Problems arise when the government seeks to regulate smoking outdoors where health hazzards to others are clearly remote as in such places as football stadiums or courtyards. How can this be constitutionally permissable? In Singapore it is illegal to chew gum on the street because you might litter the wrapper. Would this justification pass constitutional muster in America? I think not, but there is no guarantee if Hillary ever gets to appoint more Justices like Ginsberg. Could the Mallibu city council pass an ordinance prohibiting smoking anywhere (including in your own private home) because it wants to protect the smoker himself? It can regulate liquor if authorized by the state, why not smoking? At some point a social policy which can be justified because it allegedly advances some permissable police or general welfare goal becomes unconstitutional because it too remote or encroaches on some other value like the right to be left alone, or to speak freely, or to associate freely with (only)those whom you chose.

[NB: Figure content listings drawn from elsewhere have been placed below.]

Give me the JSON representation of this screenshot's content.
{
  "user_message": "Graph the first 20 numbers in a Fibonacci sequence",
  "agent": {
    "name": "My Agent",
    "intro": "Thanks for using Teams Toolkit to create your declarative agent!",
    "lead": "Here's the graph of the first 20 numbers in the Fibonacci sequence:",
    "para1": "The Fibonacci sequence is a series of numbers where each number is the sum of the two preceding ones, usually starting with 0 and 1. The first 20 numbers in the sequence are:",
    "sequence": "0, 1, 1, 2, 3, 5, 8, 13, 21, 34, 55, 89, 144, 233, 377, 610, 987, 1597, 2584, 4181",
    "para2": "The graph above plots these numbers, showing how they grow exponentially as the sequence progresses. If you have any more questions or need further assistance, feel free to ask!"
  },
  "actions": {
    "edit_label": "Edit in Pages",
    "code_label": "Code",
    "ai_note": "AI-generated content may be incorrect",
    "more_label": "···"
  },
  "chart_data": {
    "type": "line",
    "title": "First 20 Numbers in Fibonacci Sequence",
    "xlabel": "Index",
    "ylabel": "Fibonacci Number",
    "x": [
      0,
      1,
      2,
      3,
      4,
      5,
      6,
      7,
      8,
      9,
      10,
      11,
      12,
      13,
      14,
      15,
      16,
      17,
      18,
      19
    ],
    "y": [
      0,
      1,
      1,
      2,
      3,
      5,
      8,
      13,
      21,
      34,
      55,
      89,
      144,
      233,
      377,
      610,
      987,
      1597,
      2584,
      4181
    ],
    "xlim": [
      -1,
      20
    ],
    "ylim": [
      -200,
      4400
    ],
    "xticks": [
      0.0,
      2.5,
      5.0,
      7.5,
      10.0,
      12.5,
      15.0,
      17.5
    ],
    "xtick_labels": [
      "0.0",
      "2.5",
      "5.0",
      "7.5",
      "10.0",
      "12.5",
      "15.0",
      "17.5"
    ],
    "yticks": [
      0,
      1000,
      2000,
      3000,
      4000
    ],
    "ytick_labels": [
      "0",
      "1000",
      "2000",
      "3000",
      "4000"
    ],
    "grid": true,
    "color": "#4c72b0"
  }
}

But I do think that among the electorate there is a growing and alarming tendency to ignore whether a matter is constitutionally permissable and to consider only whether it is viscerally desirable. At this point, everything becomes a public relations game.
Precisely.
The reason there are anti-smoking ordinances has nothing to do with whether people such as yourself might be discomfited or some cockamamie health concern.
"Second hand smoke will kill you" may be a lie, but it is also no more than a rationalization, substituting for the sponsors' real objective. Which is Control -- by the We Know What's Good For You Crowd.
When I was a smoker, I would ask, "Do you mind if I smoke?", and I would happily defer to your expressed wishes. But I strongly object to the impositions on freedom which are sponsored by the anti-smoking fascists.
I think it is an insufficiently commented-upon irony that cigarette prohibition and the public shaming it entails is the work of modern liberals. They're supposed to be the ones who are nonjudgmental, who live and let live, but they approach smoking like Carry Nation with her ax. Conservatives on the other hand let you smoke. They acknowledge sin and accept imperfection. Also most of them are culturally inclined toward courtesy of the old-fashioned sort.Had one of Carrie Nation's vandalism sprees been abruptly and permanently ended by a tavern owner with a double barrelled shotgun, the nation would have been saved a ton of trauma. Some of the antismoking zealots are closing in this status as well.
Noonan's dead on, especially with her comparison of smokers to the "homeless" early on. I've often suspected that homeless advocates had a hand in the banning of smoking in downtown office buildings, to facilitate panhandling.
Interestingly, when I got stuck on jury duty in Cleveland a few years ago, the ban on indoor smoking was not enforced in the courthouse. The jurors had a smoking room and each judge had the perogative of allowing smoking in the hallways outside their chambers.